We have always said ISIS is un-Islamic. I tell young guys if they are so keen on doing jihad, they should do it against poverty, illiteracy. Do jihad the democratic way by joining the MIM and taking on right-wing organisations. Fight social evils here. We also need to engage in a cerebral debate with the youth. ISIS does its online propaganda quite well. Young, impressionable children get attracted to it. The community needs to not only condemn them but also help in giving the youth a proper direction in life.
Smita Nair: What do you think about how the trust vote was won by the BJP government in Maharashtra?
They should have asked for an actual division of votes and proved their majority. We would have voted against the government. The best thing about the trust vote was to see Prithviraj Chavan sitting on the steps of the Assembly. It was a picture that needed to be framed and kept for posterity. Jinko kal tak sab salaam karte the, aaj public ne unko zameen par bitha diya. This is real democracy.
Smita Nair: Would you shake hands with Narendra Modi?
He is the Prime Minister of the country and I respect him for that position. I, however, have the right to oppose him. If tomorrow, I am the CM and under my watch, 5,000 people die, of which one of them is your father or mother, will you shake hands with me? I will not forget Gujarat until all those guilty are punished. He is the PM and I respect him, but that does not mean that I have to pay obeisance to him.
Zeeshan Shaikh: Do you think it is difficult for a Muslim candidate to get votes outside the community?

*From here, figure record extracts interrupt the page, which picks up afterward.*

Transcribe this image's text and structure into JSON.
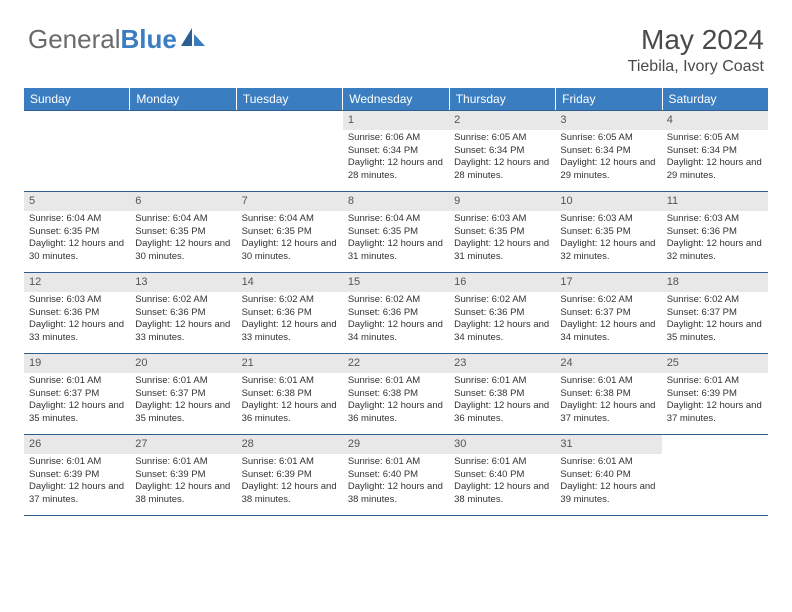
{
  "logo": {
    "text_gray": "General",
    "text_blue": "Blue"
  },
  "title": "May 2024",
  "location": "Tiebila, Ivory Coast",
  "colors": {
    "header_bg": "#3a7ec1",
    "header_text": "#ffffff",
    "daynum_bg": "#e8e8e8",
    "row_border": "#2e5e8f",
    "body_text": "#333333"
  },
  "day_headers": [
    "Sunday",
    "Monday",
    "Tuesday",
    "Wednesday",
    "Thursday",
    "Friday",
    "Saturday"
  ],
  "weeks": [
    [
      {
        "n": "",
        "sr": "",
        "ss": "",
        "dl": ""
      },
      {
        "n": "",
        "sr": "",
        "ss": "",
        "dl": ""
      },
      {
        "n": "",
        "sr": "",
        "ss": "",
        "dl": ""
      },
      {
        "n": "1",
        "sr": "6:06 AM",
        "ss": "6:34 PM",
        "dl": "12 hours and 28 minutes."
      },
      {
        "n": "2",
        "sr": "6:05 AM",
        "ss": "6:34 PM",
        "dl": "12 hours and 28 minutes."
      },
      {
        "n": "3",
        "sr": "6:05 AM",
        "ss": "6:34 PM",
        "dl": "12 hours and 29 minutes."
      },
      {
        "n": "4",
        "sr": "6:05 AM",
        "ss": "6:34 PM",
        "dl": "12 hours and 29 minutes."
      }
    ],
    [
      {
        "n": "5",
        "sr": "6:04 AM",
        "ss": "6:35 PM",
        "dl": "12 hours and 30 minutes."
      },
      {
        "n": "6",
        "sr": "6:04 AM",
        "ss": "6:35 PM",
        "dl": "12 hours and 30 minutes."
      },
      {
        "n": "7",
        "sr": "6:04 AM",
        "ss": "6:35 PM",
        "dl": "12 hours and 30 minutes."
      },
      {
        "n": "8",
        "sr": "6:04 AM",
        "ss": "6:35 PM",
        "dl": "12 hours and 31 minutes."
      },
      {
        "n": "9",
        "sr": "6:03 AM",
        "ss": "6:35 PM",
        "dl": "12 hours and 31 minutes."
      },
      {
        "n": "10",
        "sr": "6:03 AM",
        "ss": "6:35 PM",
        "dl": "12 hours and 32 minutes."
      },
      {
        "n": "11",
        "sr": "6:03 AM",
        "ss": "6:36 PM",
        "dl": "12 hours and 32 minutes."
      }
    ],
    [
      {
        "n": "12",
        "sr": "6:03 AM",
        "ss": "6:36 PM",
        "dl": "12 hours and 33 minutes."
      },
      {
        "n": "13",
        "sr": "6:02 AM",
        "ss": "6:36 PM",
        "dl": "12 hours and 33 minutes."
      },
      {
        "n": "14",
        "sr": "6:02 AM",
        "ss": "6:36 PM",
        "dl": "12 hours and 33 minutes."
      },
      {
        "n": "15",
        "sr": "6:02 AM",
        "ss": "6:36 PM",
        "dl": "12 hours and 34 minutes."
      },
      {
        "n": "16",
        "sr": "6:02 AM",
        "ss": "6:36 PM",
        "dl": "12 hours and 34 minutes."
      },
      {
        "n": "17",
        "sr": "6:02 AM",
        "ss": "6:37 PM",
        "dl": "12 hours and 34 minutes."
      },
      {
        "n": "18",
        "sr": "6:02 AM",
        "ss": "6:37 PM",
        "dl": "12 hours and 35 minutes."
      }
    ],
    [
      {
        "n": "19",
        "sr": "6:01 AM",
        "ss": "6:37 PM",
        "dl": "12 hours and 35 minutes."
      },
      {
        "n": "20",
        "sr": "6:01 AM",
        "ss": "6:37 PM",
        "dl": "12 hours and 35 minutes."
      },
      {
        "n": "21",
        "sr": "6:01 AM",
        "ss": "6:38 PM",
        "dl": "12 hours and 36 minutes."
      },
      {
        "n": "22",
        "sr": "6:01 AM",
        "ss": "6:38 PM",
        "dl": "12 hours and 36 minutes."
      },
      {
        "n": "23",
        "sr": "6:01 AM",
        "ss": "6:38 PM",
        "dl": "12 hours and 36 minutes."
      },
      {
        "n": "24",
        "sr": "6:01 AM",
        "ss": "6:38 PM",
        "dl": "12 hours and 37 minutes."
      },
      {
        "n": "25",
        "sr": "6:01 AM",
        "ss": "6:39 PM",
        "dl": "12 hours and 37 minutes."
      }
    ],
    [
      {
        "n": "26",
        "sr": "6:01 AM",
        "ss": "6:39 PM",
        "dl": "12 hours and 37 minutes."
      },
      {
        "n": "27",
        "sr": "6:01 AM",
        "ss": "6:39 PM",
        "dl": "12 hours and 38 minutes."
      },
      {
        "n": "28",
        "sr": "6:01 AM",
        "ss": "6:39 PM",
        "dl": "12 hours and 38 minutes."
      },
      {
        "n": "29",
        "sr": "6:01 AM",
        "ss": "6:40 PM",
        "dl": "12 hours and 38 minutes."
      },
      {
        "n": "30",
        "sr": "6:01 AM",
        "ss": "6:40 PM",
        "dl": "12 hours and 38 minutes."
      },
      {
        "n": "31",
        "sr": "6:01 AM",
        "ss": "6:40 PM",
        "dl": "12 hours and 39 minutes."
      },
      {
        "n": "",
        "sr": "",
        "ss": "",
        "dl": ""
      }
    ]
  ],
  "labels": {
    "sunrise": "Sunrise:",
    "sunset": "Sunset:",
    "daylight": "Daylight:"
  }
}
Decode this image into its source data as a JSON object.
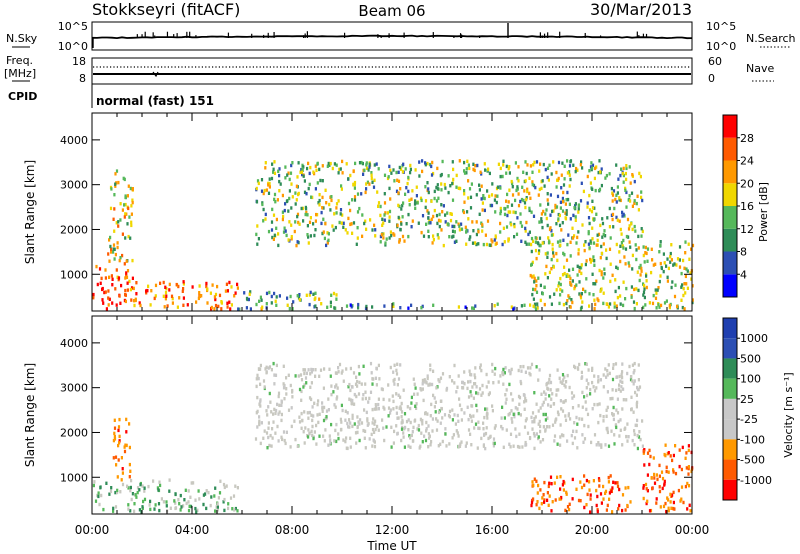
{
  "header": {
    "title": "Stokkseyri (fitACF)",
    "beam": "Beam 06",
    "date": "30/Mar/2013"
  },
  "top_panels": {
    "nsky_label": "N.Sky",
    "nsky_ticks": [
      "10^5",
      "10^0"
    ],
    "nsearch_label": "N.Search",
    "nsearch_ticks": [
      "10^5",
      "10^0"
    ],
    "freq_label": "Freq.",
    "freq_unit": "[MHz]",
    "freq_ticks": [
      "18",
      "8"
    ],
    "nave_label": "Nave",
    "nave_ticks": [
      "60",
      "0"
    ],
    "cpid_label": "CPID",
    "cpid_value": "normal (fast) 151"
  },
  "colors": {
    "power": [
      "#0000ff",
      "#2c4fb4",
      "#2e8c57",
      "#55b85a",
      "#f0d700",
      "#ff9900",
      "#ff5a00",
      "#ff0000"
    ],
    "velocity": [
      "#ff0000",
      "#ff5a00",
      "#ff9900",
      "#c8c8c8",
      "#c8c8c8",
      "#55b85a",
      "#2e8c57",
      "#2c4fb4",
      "#1f3fb0"
    ],
    "ground_scatter": "#c8c8c0"
  },
  "chart_data": [
    {
      "type": "heatmap",
      "panel": "power",
      "ylabel": "Slant Range [km]",
      "yticks": [
        1000,
        2000,
        3000,
        4000
      ],
      "ylim": [
        180,
        4600
      ],
      "colorbar_label": "Power [dB]",
      "colorbar_ticks": [
        4,
        8,
        12,
        16,
        20,
        24,
        28
      ],
      "xlim_hours": [
        0,
        24
      ],
      "scatter_regions": [
        {
          "t0": 0.0,
          "t1": 1.6,
          "r0": 180,
          "r1": 1200,
          "level": 0.85
        },
        {
          "t0": 0.6,
          "t1": 1.6,
          "r0": 1200,
          "r1": 3300,
          "level": 0.55
        },
        {
          "t0": 1.6,
          "t1": 5.8,
          "r0": 180,
          "r1": 800,
          "level": 0.75
        },
        {
          "t0": 5.8,
          "t1": 10.0,
          "r0": 180,
          "r1": 600,
          "level": 0.4
        },
        {
          "t0": 10.0,
          "t1": 18.0,
          "r0": 180,
          "r1": 300,
          "level": 0.3
        },
        {
          "t0": 6.5,
          "t1": 22.0,
          "r0": 1600,
          "r1": 3500,
          "level": 0.45
        },
        {
          "t0": 17.5,
          "t1": 24.0,
          "r0": 180,
          "r1": 1700,
          "level": 0.5
        }
      ]
    },
    {
      "type": "heatmap",
      "panel": "velocity",
      "ylabel": "Slant Range [km]",
      "yticks": [
        1000,
        2000,
        3000,
        4000
      ],
      "ylim": [
        180,
        4600
      ],
      "colorbar_label": "Velocity [m s⁻¹]",
      "colorbar_ticks": [
        1000,
        500,
        100,
        25,
        -25,
        -100,
        -500,
        -1000
      ],
      "xlim_hours": [
        0,
        24
      ],
      "xlabel": "Time UT",
      "xticks": [
        "00:00",
        "04:00",
        "08:00",
        "12:00",
        "16:00",
        "20:00",
        "00:00"
      ],
      "scatter_regions": [
        {
          "t0": 0.0,
          "t1": 5.8,
          "r0": 180,
          "r1": 900,
          "level": 0.55
        },
        {
          "t0": 0.8,
          "t1": 1.5,
          "r0": 900,
          "r1": 2300,
          "level": 0.25
        },
        {
          "t0": 6.5,
          "t1": 22.0,
          "r0": 1600,
          "r1": 3500,
          "level": 0.45
        },
        {
          "t0": 17.5,
          "t1": 21.5,
          "r0": 180,
          "r1": 1000,
          "level": 0.15
        },
        {
          "t0": 22.0,
          "t1": 24.0,
          "r0": 180,
          "r1": 1700,
          "level": 0.1
        }
      ]
    }
  ]
}
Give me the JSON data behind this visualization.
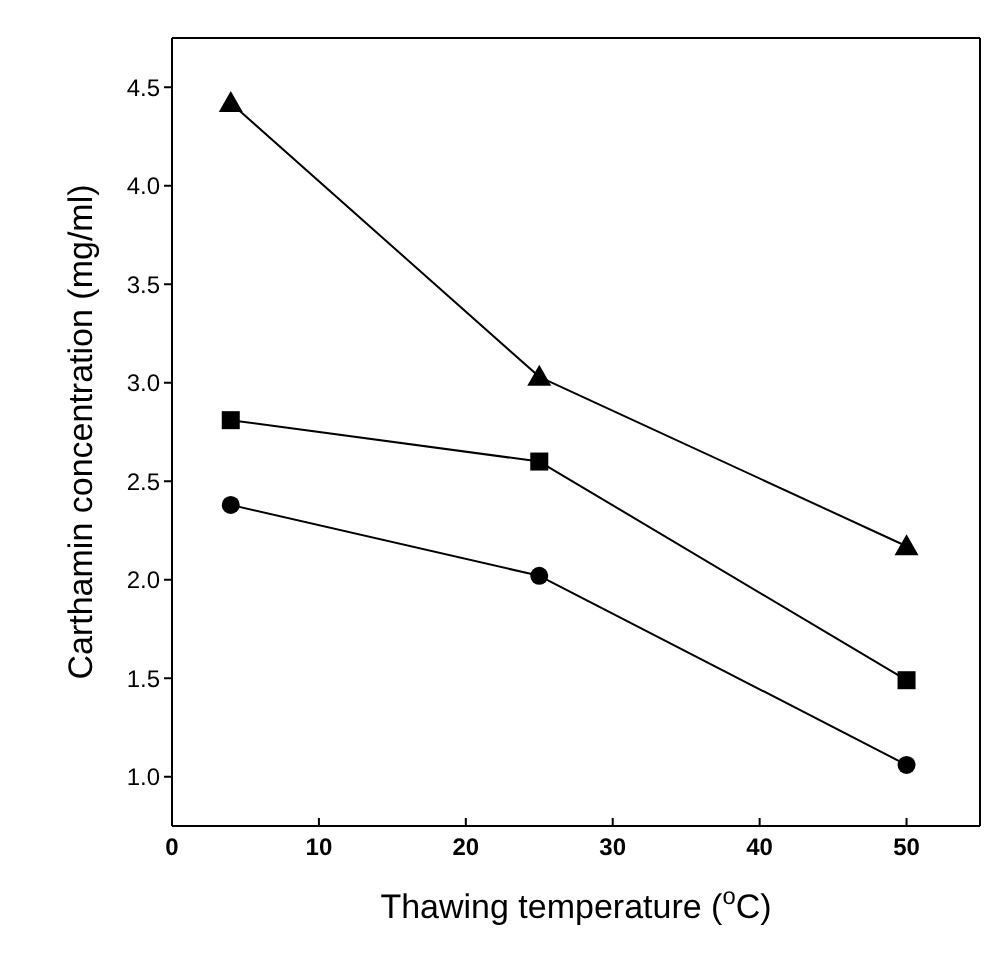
{
  "chart_data": {
    "type": "line",
    "xlabel": "Thawing temperature ($^{o}$C)",
    "ylabel": "Carthamin concentration (mg/ml)",
    "x": [
      4,
      25,
      50
    ],
    "series": [
      {
        "color": "#000000",
        "marker": "triangle",
        "values": [
          4.42,
          3.03,
          2.17
        ]
      },
      {
        "color": "#000000",
        "marker": "square",
        "values": [
          2.81,
          2.6,
          1.49
        ]
      },
      {
        "color": "#000000",
        "marker": "circle",
        "values": [
          2.38,
          2.02,
          1.06
        ]
      }
    ],
    "xlim": [
      0,
      55
    ],
    "xticks": [
      0,
      10,
      20,
      30,
      40,
      50
    ],
    "ylim": [
      0.75,
      4.75
    ],
    "yticks": [
      {
        "value": 1,
        "label": "1.0"
      },
      1.5,
      {
        "value": 2,
        "label": "2.0"
      },
      2.5,
      {
        "value": 3,
        "label": "3.0"
      },
      3.5,
      {
        "value": 4,
        "label": "4.0"
      },
      4.5
    ],
    "grid": false,
    "legend": false,
    "line_style": "solid"
  }
}
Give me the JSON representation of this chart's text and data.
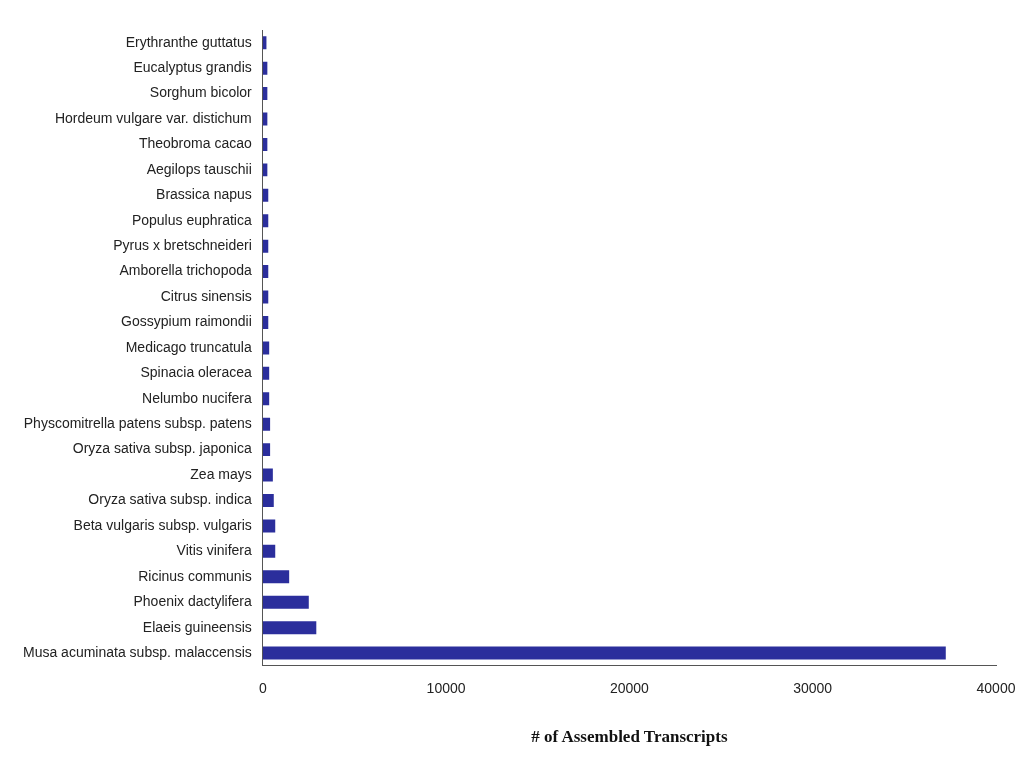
{
  "chart_data": {
    "type": "bar",
    "orientation": "horizontal",
    "xlabel": "# of Assembled Transcripts",
    "categories": [
      "Erythranthe guttatus",
      "Eucalyptus grandis",
      "Sorghum bicolor",
      "Hordeum vulgare var. distichum",
      "Theobroma cacao",
      "Aegilops tauschii",
      "Brassica napus",
      "Populus euphratica",
      "Pyrus x bretschneideri",
      "Amborella trichopoda",
      "Citrus sinensis",
      "Gossypium raimondii",
      "Medicago truncatula",
      "Spinacia oleracea",
      "Nelumbo nucifera",
      "Physcomitrella patens subsp. patens",
      "Oryza sativa subsp. japonica",
      "Zea mays",
      "Oryza sativa subsp. indica",
      "Beta vulgaris subsp. vulgaris",
      "Vitis vinifera",
      "Ricinus communis",
      "Phoenix dactylifera",
      "Elaeis guineensis",
      "Musa acuminata subsp. malaccensis"
    ],
    "values": [
      200,
      250,
      250,
      250,
      250,
      250,
      300,
      300,
      300,
      300,
      300,
      300,
      350,
      350,
      350,
      400,
      400,
      550,
      600,
      680,
      680,
      1440,
      2510,
      2920,
      37260
    ],
    "color": "#2b2e9c",
    "xlim": [
      0,
      40000
    ],
    "xticks": [
      0,
      10000,
      20000,
      30000,
      40000
    ],
    "grid": false,
    "legend": false
  }
}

It is difficult for Muslims to get elected. They are only getting elected from constituencies where Muslims make up over 30 per cent of the voters. As a Muslim politician, you should stand in elections only if there are more than 30 per cent Muslims in your constituency or it is better that you sit at home. A Muslim can vote for a member of the other community but he will not get their vote as they do not want a Muslim to win. I would like to see Zafar Sareshwala contest from Gujarat and win.